Si par impossible votre cour considérait que le licenciement de Mme Z X devait s’analyser en un licenciement sans cause réelle et sérieuse, il devra alors réduire le quantum des demandes excessives sollicitées par cette dernière au titre de la rupture de son contrat de travail.

— constater que Mme Z X n’apporte pas la preuve de son préjudice,

En conséquence :

— réduire le montant des dommages-intérêts alloués au minimum légal, soit à la somme de 22 785,60 euros (6 mois de salaire),

— débouter Mme Z X de sa demande de dommages et intérêts pour violation de l’obligation de sécurité de résultat, ou à tout le moins,

— réduire, à de plus juste proportion, le montant sollicité par la salariée.
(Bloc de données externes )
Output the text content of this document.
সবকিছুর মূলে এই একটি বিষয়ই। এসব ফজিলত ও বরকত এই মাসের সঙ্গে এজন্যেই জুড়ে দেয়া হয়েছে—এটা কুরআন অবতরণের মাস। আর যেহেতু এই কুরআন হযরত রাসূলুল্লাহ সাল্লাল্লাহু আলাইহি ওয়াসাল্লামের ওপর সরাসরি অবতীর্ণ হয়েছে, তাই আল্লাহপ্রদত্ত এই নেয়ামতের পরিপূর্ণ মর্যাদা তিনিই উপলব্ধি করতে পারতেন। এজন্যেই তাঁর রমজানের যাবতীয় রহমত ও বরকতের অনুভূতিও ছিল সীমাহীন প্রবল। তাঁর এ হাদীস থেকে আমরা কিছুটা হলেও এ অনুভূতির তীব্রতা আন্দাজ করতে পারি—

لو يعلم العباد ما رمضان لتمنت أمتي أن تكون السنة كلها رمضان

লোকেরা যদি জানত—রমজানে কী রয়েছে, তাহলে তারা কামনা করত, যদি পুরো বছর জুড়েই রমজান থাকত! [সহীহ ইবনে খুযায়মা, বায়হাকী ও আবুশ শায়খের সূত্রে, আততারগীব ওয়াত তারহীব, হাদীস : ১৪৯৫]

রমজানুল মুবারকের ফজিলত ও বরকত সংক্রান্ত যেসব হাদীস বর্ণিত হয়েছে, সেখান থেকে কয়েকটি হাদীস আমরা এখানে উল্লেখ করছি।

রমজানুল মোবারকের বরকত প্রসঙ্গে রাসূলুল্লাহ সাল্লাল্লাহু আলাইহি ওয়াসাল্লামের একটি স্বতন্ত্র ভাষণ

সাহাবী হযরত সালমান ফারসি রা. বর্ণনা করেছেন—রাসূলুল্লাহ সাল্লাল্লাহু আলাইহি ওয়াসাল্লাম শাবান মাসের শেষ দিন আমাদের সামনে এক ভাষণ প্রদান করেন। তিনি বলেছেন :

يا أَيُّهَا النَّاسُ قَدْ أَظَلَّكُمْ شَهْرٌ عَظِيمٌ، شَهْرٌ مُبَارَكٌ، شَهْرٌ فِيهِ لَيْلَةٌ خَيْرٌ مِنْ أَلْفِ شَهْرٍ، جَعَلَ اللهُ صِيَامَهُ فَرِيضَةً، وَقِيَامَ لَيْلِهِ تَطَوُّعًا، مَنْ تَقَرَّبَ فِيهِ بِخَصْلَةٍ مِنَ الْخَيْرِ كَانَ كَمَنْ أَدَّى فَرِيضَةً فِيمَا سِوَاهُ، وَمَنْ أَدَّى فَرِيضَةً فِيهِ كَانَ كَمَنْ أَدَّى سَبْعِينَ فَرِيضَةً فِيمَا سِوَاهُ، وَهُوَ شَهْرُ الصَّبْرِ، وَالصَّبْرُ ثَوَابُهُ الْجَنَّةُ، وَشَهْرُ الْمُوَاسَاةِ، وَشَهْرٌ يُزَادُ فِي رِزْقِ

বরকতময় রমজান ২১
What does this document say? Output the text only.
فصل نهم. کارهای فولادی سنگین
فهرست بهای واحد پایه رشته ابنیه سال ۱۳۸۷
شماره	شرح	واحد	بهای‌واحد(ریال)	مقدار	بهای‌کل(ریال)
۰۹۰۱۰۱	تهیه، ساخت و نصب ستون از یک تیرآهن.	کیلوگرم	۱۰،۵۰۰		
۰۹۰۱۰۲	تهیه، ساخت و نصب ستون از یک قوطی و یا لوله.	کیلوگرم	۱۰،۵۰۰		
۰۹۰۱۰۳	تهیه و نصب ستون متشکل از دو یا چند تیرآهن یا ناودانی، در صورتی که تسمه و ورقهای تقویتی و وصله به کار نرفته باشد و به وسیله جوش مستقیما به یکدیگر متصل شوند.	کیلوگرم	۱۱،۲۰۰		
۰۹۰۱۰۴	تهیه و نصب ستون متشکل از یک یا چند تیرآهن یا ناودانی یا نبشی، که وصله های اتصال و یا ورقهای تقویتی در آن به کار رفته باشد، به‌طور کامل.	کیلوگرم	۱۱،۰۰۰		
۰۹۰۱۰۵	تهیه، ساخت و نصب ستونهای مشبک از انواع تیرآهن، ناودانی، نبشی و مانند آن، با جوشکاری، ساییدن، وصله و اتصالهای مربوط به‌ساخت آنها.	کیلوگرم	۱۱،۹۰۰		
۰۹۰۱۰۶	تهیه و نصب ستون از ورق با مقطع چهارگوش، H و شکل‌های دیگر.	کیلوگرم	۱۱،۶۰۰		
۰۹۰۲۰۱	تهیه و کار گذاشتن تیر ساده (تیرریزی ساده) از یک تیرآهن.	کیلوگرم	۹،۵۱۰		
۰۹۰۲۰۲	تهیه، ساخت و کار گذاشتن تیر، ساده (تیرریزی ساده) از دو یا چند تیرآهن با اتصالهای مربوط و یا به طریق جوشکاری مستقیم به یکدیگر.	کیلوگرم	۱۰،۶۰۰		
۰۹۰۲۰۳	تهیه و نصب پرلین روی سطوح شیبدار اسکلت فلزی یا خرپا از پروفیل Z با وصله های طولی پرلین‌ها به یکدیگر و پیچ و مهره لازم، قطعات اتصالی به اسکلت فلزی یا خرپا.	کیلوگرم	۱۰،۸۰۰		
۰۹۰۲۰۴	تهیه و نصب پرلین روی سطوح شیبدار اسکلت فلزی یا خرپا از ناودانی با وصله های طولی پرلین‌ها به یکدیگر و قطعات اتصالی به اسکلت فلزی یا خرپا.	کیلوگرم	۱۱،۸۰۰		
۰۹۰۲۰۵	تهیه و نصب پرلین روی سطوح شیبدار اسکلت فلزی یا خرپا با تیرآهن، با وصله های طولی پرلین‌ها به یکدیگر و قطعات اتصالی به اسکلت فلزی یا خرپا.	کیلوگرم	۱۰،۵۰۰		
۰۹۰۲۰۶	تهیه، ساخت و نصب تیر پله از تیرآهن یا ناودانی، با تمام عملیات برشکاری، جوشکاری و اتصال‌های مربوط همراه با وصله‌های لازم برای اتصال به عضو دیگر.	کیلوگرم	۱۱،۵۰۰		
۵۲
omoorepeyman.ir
— débouter Mme Z X de sa demande de versement de l’indemnité compensatrice de préavis en cas de licenciement pour inaptitude d’origine non professionnelle,

— débouter Mme Z X de sa demande de fixation du point de départ des intérêts légaux à compter de la réception de la convocation en bureau de conciliation, pour les demande indemnitaire.

Sur les demandes infondées de rappel de salaire, de contrepartie obligatoire en repos et de travail dissimulé formulées par Mme Z X:

A titre principal,

— constater l’opposabilité de la convention de forfait en jours conclu avec Mme Z X

— constater le caractère infondé de la demande indemnitaire forfaitaire pour travail dissimulé formulée par Mme Z X,

En conséquence :

— débouter la salariée de sa demande de rappel d’heures supplémentaires et de contrepartie obligatoire en repos.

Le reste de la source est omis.